Janey shrugged. “This is what it says: ‘We use all the techniques I have absorbed through my world travels to rapidly dissolve stress and come to a place of sustainable inner zen. You will be introduced to something I believe is the great healer of the twenty-first century, the achuma cactus, a healing cactus that has been used by shamans for more than twenty thousand years.’ Wait a minute…have humans been able to do that for twenty thousand years? That seems like a stretch. Did humans speak twenty thousand years ago?” Janey was baffled by this description.

“Keep going,” CJ insisted.

“?‘The mescaline-based cactus assimilates into your system throughout a nightlong ceremony, which shall take place underneath the full moon. I am the intermediary between you and the cactus.’ So I guess it is like peyote?” Janey expected CJ to know more about this kind of thing.

“I don’t know. I’ve never actually tried peyote or ayahuasca. I wanted to when we were on our honeymoon in Tulum a thousand years ago but we couldn’t score any. Let’s go!”
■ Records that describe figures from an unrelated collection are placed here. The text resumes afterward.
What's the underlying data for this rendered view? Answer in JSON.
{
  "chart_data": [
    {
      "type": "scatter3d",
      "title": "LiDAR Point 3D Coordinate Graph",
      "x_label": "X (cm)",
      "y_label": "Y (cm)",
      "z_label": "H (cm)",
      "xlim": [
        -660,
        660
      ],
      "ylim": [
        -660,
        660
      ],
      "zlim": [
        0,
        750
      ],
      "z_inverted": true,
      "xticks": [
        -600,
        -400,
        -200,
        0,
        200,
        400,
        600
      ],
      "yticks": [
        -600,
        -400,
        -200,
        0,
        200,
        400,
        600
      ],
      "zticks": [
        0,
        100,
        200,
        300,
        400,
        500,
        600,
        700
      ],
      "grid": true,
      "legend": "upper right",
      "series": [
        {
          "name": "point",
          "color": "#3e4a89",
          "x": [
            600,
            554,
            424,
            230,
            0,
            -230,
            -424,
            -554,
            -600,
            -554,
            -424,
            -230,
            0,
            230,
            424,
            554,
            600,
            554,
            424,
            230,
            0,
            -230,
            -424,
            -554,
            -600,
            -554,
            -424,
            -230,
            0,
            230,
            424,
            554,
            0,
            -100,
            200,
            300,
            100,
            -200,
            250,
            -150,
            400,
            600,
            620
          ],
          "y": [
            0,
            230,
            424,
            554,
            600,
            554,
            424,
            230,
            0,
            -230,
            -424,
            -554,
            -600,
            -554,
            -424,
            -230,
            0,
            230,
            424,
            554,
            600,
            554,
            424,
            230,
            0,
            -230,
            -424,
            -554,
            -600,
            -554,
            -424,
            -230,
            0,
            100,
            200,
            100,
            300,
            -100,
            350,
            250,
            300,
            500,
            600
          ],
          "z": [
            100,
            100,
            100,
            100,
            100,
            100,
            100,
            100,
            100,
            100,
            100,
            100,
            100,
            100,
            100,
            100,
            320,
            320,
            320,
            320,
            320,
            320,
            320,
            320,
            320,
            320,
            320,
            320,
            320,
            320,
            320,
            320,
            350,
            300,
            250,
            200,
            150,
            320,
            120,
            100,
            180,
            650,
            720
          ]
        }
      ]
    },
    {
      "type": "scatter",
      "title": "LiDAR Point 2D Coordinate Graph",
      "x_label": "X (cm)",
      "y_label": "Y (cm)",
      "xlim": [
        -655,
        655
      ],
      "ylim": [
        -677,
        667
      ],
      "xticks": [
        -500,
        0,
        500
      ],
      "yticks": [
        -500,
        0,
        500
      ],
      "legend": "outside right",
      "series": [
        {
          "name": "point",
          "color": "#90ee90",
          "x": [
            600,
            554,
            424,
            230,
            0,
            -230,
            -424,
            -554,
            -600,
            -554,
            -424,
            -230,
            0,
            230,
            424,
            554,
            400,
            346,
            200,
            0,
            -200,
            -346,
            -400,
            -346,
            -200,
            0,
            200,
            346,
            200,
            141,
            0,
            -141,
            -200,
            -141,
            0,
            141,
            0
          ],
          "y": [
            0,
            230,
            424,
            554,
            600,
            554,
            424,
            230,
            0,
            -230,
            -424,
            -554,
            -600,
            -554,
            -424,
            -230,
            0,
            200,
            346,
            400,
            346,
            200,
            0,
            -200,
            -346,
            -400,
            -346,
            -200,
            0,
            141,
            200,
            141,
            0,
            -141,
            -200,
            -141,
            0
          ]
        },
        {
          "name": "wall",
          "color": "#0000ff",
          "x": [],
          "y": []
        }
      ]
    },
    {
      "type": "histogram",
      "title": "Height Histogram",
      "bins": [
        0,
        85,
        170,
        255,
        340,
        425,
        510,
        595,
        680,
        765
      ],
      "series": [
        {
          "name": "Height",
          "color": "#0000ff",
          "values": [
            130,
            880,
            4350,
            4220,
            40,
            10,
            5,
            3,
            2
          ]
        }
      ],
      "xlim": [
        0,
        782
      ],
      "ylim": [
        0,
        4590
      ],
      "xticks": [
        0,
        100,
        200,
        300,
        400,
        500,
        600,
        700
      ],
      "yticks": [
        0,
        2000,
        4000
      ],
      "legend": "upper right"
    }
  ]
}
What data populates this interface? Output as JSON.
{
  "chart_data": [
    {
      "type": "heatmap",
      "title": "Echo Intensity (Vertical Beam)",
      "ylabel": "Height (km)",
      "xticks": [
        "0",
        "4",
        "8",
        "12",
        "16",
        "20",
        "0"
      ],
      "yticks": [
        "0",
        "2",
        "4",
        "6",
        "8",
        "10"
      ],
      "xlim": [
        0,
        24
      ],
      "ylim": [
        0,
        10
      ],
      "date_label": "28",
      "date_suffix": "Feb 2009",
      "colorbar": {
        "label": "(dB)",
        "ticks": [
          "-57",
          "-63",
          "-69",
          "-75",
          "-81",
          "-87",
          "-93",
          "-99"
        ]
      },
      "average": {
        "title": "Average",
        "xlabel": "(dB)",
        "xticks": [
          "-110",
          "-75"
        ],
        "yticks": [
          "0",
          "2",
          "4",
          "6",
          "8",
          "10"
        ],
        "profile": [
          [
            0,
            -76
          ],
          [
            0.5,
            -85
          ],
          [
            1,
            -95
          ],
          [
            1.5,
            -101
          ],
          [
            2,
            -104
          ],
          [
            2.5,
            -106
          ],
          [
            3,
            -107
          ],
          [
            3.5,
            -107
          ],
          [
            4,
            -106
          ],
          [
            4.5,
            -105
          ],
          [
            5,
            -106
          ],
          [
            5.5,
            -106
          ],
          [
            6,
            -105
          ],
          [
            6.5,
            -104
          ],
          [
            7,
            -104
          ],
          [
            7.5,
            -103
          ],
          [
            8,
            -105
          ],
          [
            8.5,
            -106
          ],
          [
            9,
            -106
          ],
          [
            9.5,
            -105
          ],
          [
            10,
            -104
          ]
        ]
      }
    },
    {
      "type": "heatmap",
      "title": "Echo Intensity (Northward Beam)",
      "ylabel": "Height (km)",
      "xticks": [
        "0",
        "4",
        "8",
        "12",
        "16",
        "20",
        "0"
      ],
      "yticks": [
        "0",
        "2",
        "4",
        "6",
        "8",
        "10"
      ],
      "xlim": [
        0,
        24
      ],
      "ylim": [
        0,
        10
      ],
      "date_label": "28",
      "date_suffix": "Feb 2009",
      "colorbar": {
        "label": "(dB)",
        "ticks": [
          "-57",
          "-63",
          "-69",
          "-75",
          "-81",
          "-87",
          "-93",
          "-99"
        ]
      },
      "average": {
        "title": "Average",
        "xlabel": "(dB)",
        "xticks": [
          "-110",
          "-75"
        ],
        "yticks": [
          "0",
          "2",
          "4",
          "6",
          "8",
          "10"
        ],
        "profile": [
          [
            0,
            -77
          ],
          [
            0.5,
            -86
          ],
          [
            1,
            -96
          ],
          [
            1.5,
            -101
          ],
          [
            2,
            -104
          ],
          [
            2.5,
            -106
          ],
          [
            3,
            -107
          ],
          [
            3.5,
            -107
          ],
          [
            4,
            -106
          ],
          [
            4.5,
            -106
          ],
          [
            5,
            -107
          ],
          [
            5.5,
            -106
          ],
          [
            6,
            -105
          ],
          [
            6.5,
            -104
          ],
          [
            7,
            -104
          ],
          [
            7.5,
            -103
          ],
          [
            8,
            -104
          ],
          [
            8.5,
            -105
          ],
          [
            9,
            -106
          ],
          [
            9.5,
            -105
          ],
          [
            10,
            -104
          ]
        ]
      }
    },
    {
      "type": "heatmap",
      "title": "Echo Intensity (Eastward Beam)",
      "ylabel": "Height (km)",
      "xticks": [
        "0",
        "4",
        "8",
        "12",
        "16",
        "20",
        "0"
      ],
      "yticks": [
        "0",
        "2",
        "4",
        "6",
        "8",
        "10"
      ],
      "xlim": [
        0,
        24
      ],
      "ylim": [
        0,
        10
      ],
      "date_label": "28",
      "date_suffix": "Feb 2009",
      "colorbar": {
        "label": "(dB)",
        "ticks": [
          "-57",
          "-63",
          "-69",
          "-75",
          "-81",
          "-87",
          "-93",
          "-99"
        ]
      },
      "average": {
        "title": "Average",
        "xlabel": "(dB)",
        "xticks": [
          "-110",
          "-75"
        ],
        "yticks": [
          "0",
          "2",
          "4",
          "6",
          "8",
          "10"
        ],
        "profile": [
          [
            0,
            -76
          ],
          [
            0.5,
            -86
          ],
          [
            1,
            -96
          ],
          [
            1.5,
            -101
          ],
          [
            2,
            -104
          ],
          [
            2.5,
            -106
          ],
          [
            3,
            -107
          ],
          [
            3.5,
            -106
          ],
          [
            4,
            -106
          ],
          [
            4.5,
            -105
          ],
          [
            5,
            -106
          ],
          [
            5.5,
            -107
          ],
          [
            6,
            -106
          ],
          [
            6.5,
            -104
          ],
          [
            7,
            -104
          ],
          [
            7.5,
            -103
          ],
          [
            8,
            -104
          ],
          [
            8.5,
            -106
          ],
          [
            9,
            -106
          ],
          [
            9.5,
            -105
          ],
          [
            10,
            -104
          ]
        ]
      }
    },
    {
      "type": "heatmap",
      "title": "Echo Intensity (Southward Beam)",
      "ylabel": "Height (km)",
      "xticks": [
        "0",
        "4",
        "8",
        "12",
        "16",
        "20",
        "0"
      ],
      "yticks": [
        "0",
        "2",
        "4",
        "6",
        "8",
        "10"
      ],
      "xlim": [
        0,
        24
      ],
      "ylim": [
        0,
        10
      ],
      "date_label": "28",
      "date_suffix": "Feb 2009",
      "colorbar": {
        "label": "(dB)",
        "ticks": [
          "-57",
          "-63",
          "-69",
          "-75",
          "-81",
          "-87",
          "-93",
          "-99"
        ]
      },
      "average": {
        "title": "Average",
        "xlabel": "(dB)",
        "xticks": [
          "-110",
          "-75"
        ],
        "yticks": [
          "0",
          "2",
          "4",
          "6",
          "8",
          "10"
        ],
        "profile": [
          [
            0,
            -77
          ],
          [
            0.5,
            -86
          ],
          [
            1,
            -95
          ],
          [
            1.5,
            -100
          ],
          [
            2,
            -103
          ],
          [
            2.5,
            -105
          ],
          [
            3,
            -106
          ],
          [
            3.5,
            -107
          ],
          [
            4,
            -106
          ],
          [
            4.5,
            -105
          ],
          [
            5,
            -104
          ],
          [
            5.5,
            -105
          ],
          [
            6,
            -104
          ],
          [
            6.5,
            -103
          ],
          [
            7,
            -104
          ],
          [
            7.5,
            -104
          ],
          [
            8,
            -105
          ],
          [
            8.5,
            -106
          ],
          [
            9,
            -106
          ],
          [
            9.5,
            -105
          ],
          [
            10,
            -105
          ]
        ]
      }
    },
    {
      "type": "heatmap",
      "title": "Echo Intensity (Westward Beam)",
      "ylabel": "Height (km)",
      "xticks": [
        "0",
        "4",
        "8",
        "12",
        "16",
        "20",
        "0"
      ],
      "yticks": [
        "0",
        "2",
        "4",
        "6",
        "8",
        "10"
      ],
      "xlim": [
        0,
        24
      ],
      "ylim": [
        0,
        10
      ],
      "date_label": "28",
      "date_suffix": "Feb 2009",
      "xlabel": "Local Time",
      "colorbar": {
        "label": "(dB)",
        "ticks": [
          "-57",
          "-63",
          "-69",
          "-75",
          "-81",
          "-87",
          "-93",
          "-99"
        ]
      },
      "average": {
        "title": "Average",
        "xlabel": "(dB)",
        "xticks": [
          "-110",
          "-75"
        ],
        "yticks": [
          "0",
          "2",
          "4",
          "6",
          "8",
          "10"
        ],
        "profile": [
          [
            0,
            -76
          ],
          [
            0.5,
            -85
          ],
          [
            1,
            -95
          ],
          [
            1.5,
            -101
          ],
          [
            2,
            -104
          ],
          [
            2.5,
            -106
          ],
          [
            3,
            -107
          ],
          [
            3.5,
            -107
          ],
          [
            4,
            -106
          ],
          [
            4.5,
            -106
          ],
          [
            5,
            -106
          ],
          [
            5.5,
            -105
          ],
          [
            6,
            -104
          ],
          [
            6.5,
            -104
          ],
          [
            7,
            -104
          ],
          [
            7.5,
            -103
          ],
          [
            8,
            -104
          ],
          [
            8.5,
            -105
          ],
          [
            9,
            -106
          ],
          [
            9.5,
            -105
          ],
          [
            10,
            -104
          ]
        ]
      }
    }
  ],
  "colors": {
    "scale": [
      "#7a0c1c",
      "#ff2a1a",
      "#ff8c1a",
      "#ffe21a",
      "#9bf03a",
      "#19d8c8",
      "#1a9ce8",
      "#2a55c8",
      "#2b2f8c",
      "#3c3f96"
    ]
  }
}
“Can I get you ladies more coffee?” Janey looked up to see the same handsome waiter who recounted the life story of the turkey just a couple weeks back when she’d come to the Horse Feather with Beau.

“Two more lattes, please,” Janey replied.

“Wonderful.” He lowered his voice. “And I am so sorry I didn’t ask you this before. We were superbusy and crazy this morning, but what milk can I put in your latte? Do you want whole? No, of course not. Ick! Skim, soy, almond, coconut, or camel?”

“Excuse me? Camo?”

“No, camel milk. It’s so, so yummy yum. Completely lactose free, you know. Homogenized just like goat milk, but with like double the nutrients.”

And for fun, and because she knew she could, Janey smiled up at him.

“Where were these camels raised?”

He didn’t miss a beat. “Staten Island. There’s a new hormone-free grass-fed camel range out in Richmond County.”

“Of course there is. I think I’ll have soy.”

“Is camel milk white?” CJ inquired.

“More taupe,” he explained with complete confidence.

“Okay, then I should probably stick with skim.”

“Of course. I’ll get those two lattes right away.”

Without knowing why, Janey craned her neck to look at the door. Then it made sense. She’d always been able to sense Beau’s presence when he walked into a room. There he was. She watched him as he removed his jacket, doing what he always did, dropping it three inches shy of the coat check desk so that the poor girl had to dive over the counter to catch it before it hit the floor. He did this to ensure all eyes would be on him as he walked to his (their) regular table in the corner.

Janey fidgeted nervously with her ponytail, finally pulling it out to let her hair cascade down her back.

Janey watched as a beautiful young woman joined Beau at the table and slithered like a malnourished python into the seat Janey often occupied. She squinted to focus harder as their waiter lingered next to the girl.

Was that their intern?

“Did you know he’d be here?” CJ asked.

“He’s always here. We are always here. Together. It’s not a big deal.” She didn’t want to admit she was eager to see him, to share space with him. That it made her stomach churn and delighted her at the same time.

CJ knew she was lying and ignored it, changed the subject to last night’s episode of The Bachelor.

A few minutes later, the waiter returned bearing their lattes and an absurdly small pitcher.

“I brought you some camel milk on the side so you can give it a sip. I think you’ll love it. They sell this in Whole Foods for eighteen dollars a bottle!”

Milk was milk and Janey was far from squeamish, but something about drinking anything from a camel made her queasier than Beau sitting just twenty feet away from them. Her foot began to tap involuntarily on the smooth wood floor beneath the table, her knee rattling the container of taupe liquid in front of her.

“Thanks so much,” she said with barely mustered enthusiasm.

“Want to hear a funny story?” the waiter asked.